Hey, it’s my last steroid pill. Bye, jerk.
I am told it will take about a week for the Prednisone to leave my system completely. Once I realized I was going through withdrawal during the two week tapering process, which was causing joint pain and muscle soreness (ha ha the thing it was suppose to relieve) I felt better. Every three days I tapered down by half a pill and on that day it felt like someone came up behind me and gave me a good hard shove in the middle of the back off a curb. Brain fog, achiness, irritability.
So I want to say, as if this is my award speech, thank you to everyone who called, visited, emailed, texted, commented. It means a lot to me and it really did make me feel better. If you know someone else who is sick, do exactly what you did again for them.
My prize is a lifetime supply of Rice-a-Roni and ten pounds. I am distinctly more vibealicious than I enjoy being. However, if this is what I get over death or a chronic condition, I’ll take it. It’s a small setback in my four-year plan to become a furce cougar by forty with the ropy neck tendons and Courtney Cox weave and spray tan. At least all my clothes fit. Okay, most of them.
And this is much better than last week when I was so poofy due to the Prenisone bloat I looked like a 7 months pregnant Chipette giving a blowie. I discovered activated charcoal. I don’t care if it’s monkeyscience, it seemed to be depoofing my poor guts. I’m trying to do things like put in probiotics and take vitamin B.
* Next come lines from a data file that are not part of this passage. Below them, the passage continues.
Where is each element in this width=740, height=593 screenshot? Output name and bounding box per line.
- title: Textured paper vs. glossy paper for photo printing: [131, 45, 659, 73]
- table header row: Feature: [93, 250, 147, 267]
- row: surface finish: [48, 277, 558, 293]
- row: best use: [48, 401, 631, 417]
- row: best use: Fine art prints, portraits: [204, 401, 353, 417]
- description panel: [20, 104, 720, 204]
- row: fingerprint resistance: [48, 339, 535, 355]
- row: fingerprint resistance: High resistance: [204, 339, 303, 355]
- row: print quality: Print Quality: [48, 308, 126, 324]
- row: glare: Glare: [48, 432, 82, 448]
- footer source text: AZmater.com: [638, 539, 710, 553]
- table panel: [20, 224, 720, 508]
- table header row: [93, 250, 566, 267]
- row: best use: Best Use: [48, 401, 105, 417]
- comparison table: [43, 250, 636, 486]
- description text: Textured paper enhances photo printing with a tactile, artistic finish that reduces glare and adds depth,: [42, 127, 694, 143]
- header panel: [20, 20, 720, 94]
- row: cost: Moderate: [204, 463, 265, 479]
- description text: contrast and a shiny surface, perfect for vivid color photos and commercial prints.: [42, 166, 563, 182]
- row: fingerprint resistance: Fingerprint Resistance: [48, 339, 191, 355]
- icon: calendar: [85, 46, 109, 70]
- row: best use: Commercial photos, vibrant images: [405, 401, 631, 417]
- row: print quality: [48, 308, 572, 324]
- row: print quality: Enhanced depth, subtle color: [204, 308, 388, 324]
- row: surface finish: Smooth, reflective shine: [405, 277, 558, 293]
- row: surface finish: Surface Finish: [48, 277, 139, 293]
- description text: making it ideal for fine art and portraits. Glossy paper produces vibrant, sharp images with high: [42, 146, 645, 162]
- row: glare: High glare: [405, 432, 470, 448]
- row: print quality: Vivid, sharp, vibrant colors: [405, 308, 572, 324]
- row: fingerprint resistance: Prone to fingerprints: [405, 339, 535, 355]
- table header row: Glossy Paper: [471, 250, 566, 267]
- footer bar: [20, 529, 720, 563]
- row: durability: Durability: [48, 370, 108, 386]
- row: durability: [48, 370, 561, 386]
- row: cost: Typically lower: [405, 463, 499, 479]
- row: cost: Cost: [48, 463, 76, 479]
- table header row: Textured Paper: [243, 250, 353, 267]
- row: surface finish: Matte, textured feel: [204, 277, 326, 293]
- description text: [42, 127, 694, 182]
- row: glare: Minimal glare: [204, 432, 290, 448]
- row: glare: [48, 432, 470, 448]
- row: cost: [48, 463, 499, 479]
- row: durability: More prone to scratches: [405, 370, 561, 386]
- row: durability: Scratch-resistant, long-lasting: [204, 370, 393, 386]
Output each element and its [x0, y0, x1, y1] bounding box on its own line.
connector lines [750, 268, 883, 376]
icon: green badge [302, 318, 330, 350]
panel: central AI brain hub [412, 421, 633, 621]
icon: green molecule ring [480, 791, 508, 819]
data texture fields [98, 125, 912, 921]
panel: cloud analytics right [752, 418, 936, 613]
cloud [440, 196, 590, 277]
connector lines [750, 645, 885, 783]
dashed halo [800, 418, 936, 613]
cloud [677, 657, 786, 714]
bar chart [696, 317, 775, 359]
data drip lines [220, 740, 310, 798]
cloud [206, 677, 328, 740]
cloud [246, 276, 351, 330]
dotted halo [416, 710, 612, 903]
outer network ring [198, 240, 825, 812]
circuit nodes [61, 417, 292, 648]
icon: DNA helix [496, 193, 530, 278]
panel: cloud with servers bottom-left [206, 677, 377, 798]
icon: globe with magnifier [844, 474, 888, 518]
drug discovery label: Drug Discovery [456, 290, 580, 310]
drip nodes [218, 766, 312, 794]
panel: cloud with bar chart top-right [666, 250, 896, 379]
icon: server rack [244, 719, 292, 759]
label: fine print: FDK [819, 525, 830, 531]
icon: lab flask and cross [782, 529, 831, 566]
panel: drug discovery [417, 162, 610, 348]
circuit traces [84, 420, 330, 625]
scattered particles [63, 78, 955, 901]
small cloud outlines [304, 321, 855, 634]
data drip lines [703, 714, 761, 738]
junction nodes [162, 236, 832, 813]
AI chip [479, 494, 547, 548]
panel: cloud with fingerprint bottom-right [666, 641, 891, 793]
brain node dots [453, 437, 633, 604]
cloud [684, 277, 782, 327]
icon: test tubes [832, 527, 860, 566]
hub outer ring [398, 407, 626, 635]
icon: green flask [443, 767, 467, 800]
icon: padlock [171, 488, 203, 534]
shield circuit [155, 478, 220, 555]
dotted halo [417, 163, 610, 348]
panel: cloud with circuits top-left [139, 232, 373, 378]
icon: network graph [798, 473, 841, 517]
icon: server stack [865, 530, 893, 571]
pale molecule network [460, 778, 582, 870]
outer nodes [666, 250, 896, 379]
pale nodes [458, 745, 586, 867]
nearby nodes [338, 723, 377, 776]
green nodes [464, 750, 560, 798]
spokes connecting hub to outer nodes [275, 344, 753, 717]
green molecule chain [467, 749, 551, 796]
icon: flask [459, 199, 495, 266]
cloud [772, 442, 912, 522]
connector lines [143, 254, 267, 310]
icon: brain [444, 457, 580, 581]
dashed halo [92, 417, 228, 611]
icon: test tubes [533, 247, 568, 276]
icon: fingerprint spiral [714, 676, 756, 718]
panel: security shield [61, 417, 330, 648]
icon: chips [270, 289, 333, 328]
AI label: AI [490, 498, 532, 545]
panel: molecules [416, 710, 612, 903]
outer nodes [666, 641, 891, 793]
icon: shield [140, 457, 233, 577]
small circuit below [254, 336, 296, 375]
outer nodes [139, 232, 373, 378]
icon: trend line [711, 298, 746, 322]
Another upside of this is that I have barely noticed my last two periods. I think the steroids were having a good effect there on cramps, maybe? No cramps + menstrual cup= me forgetting I was on my period. Oops. I would wander off and not put it back in. The Gift of the Menstrual Cup. There, I have just named your bestselling self-help memoir. YOU’RE WELCOME.
I will be interested to see what life without a hammering heart is like again. I’ve been off coffee (drinking herbal tea or less caffeinated tea) but I bet that won’t last long. I’ve been having fewer frightening crashes as I’ve been tapering down, but I was in bed at 8:30 last night, which seemed like a “mini” crash. I predict a couple of days of a LOT of sleep. Yay.
In Other News: Edith at the Hotel
I anti-socialed out and hid at the hotel with the dogs, which was the best thing for everyone. I could not really carry on a conversation, I was so tired.
Edith was amazed by baths. I think she thought only she goes in there.
“What are you doing?”
“Horace, are you seeing this?”
“Seriously, what the fuck are you doing?”
Eventually she got close enough so I could grab her with my bucket. I washed her with the fancy shower gel and then looked down. My bathwater was brown. I am stupid. The dog was clean, though. Then I took a shower and put the lotion on my skin.
Here’s to tapering off and further refinements of the fierce cougar future! Also, happy Library/Librarian week! So ace that you survived!
Aww prednisone…I know what you are talking about. On a happier note, your pics of Edith are so damn cute that they make me baby talk at her through the computer screen.
Glad you’re off the vitamin-P. That shit is turrable.
I cannot remember why I had the camera in the bathroom now. I think I just move all my devices from room to room. I had the kindle, The New Yorker, and Portland mag in there too. I guess I have to travel with an entourage.
Whew, so glad you’re starting to feel better.